二種類のポスドク
いかに欧米の研究室内がフラットとはいえ、そこに博士課程とポスドクとしての違いがないかと問われれば、それは僕は純然としてあると思う。プロとして、ボスの労働力をポスドクが学生よりも消費しちゃいけないと思っている。
月曜のミーティングで、中国人ポスドクのセミナーがあったんだけど、そのデータの解釈にみんなが疑問を呈していた。曰く、「このプロセスではこれが効いててこのプロセスでは別の効果が効いてる」ってデータなく自信満々で言っていたので、みんながよくついていけなかった。
みんな、なんでそうなんのかもっとデータないの?って感じになって、そしてそれに乗ってボスも「やっぱそれちょっとどうなん?」って突っ込んだ時に、そのポスドクが「昨日(日曜日じゃん)ディスカッションした時はいいって言ったやん」って謎に日曜働いてるアピールと共にボスに反発した。そこから2人で10分以上のやり取りをして、続きは2人でやろうとボスが打ち切った。
何がヤバいって、このメンバーからボコボコにされた内容でNatureChemに出そうとしてるんだから、自分を含めシニアメンバーからしたら心中穏やかじゃあない。
いやあ、マジでこんなもん通るわけないやん。。。と思ってるのは僕だけなのかもしれないけどさ。
その後17時から自分と博士課程の学生でディスカッションしようと言われてたんだけど、そのポスドクがずーっと(2時間やってたらしい)ディスカッションしてるので、部屋の外で待っていた。そしたら今日は無理だから明日にしようと、ここ最近では考えられないほどやつれたボスが出てきてちょっとびっくりしてしまった。
おそらく、ボスはボスなりに納得させようと、もっといい説明を見つけようと頑張ってたんだろうけど、いかんせんポスドクが頑固すぎてやつれきってしまったように見えた。
そのポスドクは、6ヶ月の修士論文を作成する学生の研究の面倒を見ていて、その中間発表も同じ日にあったんだけど、水を使ってない合成実験で水がついた化合物が取れたり、使ってないアセテートがついた結晶が取れたり(おそらく溶媒のアセトニトリルが加水分解体されたアセトアミド)と、どう考えてもポスドクがスーパーバイズしている修士論文学生とは思えないクオリティで、マスターの学生はやる気があって頑張ってるのに可哀想に…って感じになっている。

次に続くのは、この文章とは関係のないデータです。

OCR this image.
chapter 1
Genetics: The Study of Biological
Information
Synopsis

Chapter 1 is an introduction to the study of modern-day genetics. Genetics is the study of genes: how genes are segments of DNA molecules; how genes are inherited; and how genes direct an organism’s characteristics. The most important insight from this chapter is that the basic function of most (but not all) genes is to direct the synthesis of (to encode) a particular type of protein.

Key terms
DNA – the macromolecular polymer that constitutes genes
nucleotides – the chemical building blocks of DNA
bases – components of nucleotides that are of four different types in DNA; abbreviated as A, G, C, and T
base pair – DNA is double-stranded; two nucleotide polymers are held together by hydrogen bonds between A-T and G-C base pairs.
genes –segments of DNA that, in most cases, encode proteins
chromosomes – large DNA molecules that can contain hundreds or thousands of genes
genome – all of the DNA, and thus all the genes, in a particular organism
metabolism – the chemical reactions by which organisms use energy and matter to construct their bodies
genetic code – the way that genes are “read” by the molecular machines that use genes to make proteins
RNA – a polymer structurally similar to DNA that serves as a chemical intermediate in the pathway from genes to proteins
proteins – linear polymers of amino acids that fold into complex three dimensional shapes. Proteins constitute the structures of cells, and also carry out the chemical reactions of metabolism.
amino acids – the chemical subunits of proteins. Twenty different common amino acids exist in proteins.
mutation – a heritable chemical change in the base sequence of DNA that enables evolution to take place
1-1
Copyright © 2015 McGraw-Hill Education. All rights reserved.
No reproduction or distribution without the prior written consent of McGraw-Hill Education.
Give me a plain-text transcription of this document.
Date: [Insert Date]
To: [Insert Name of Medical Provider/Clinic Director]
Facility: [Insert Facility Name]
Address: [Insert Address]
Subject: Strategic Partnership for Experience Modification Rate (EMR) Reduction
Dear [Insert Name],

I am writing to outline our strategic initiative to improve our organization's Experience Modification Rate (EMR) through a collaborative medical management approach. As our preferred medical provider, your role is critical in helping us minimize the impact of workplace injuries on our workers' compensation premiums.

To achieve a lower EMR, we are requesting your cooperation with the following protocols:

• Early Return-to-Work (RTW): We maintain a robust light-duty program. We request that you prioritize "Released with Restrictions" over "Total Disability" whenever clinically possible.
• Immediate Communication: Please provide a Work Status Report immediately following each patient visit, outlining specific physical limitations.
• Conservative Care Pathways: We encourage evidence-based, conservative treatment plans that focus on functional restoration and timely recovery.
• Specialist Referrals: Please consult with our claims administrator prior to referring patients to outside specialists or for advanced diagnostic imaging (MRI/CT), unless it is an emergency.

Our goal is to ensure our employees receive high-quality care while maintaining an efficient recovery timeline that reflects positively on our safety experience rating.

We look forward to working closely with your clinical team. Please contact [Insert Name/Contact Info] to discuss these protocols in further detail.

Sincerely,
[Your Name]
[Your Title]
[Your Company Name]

普段はそういうことを言わないボスも、君のせいじゃいけど、おかしい結果が多いねってコメントしていた。これはスイス風の言い方で、指導者が悪いって言う意味を多分に含んでいるようだ。
海外ラボのポスドクには大まかに二種類いる。ボスのところには、結果がまとまったり大きな方針変換が必要になるまでは行かずに、自分で軌道修正ができ、博士の学生を率先してアドバイスし、また、博士の学生に分けれるほどアイディアを出し新しい発見をする美味しいポスドク。
もうひとつは、ボスのオフィスに毎日のようにアップデートをしに行きボスからフィードバックをめちゃもらうポスドク。そう言うポスドクはアイデアをもらうことが多く、そこから派生するアイデアは生まれにくく、かつこれまでも同様にPIに疑問を解決してもらってきたので、好奇心の幅が狭く広い化学の知識があまりない。結果、後輩の指導が思うほど上手く行かない。
当然上で挙げた例を見たらわかるけど、ポスドクがボスの時間を日曜を含む毎日のように30分-1時間使うなんか正気じゃない(実際ほぼ毎日ボスの部屋でディスカッションしてる)。その時間で学生を教育するクオリティのポスドクだったらラボへの貢献は雲泥の差になる。
ポスドクが博士の学生以上にボスの時間を取っちゃあいけない気がするんだよなあ。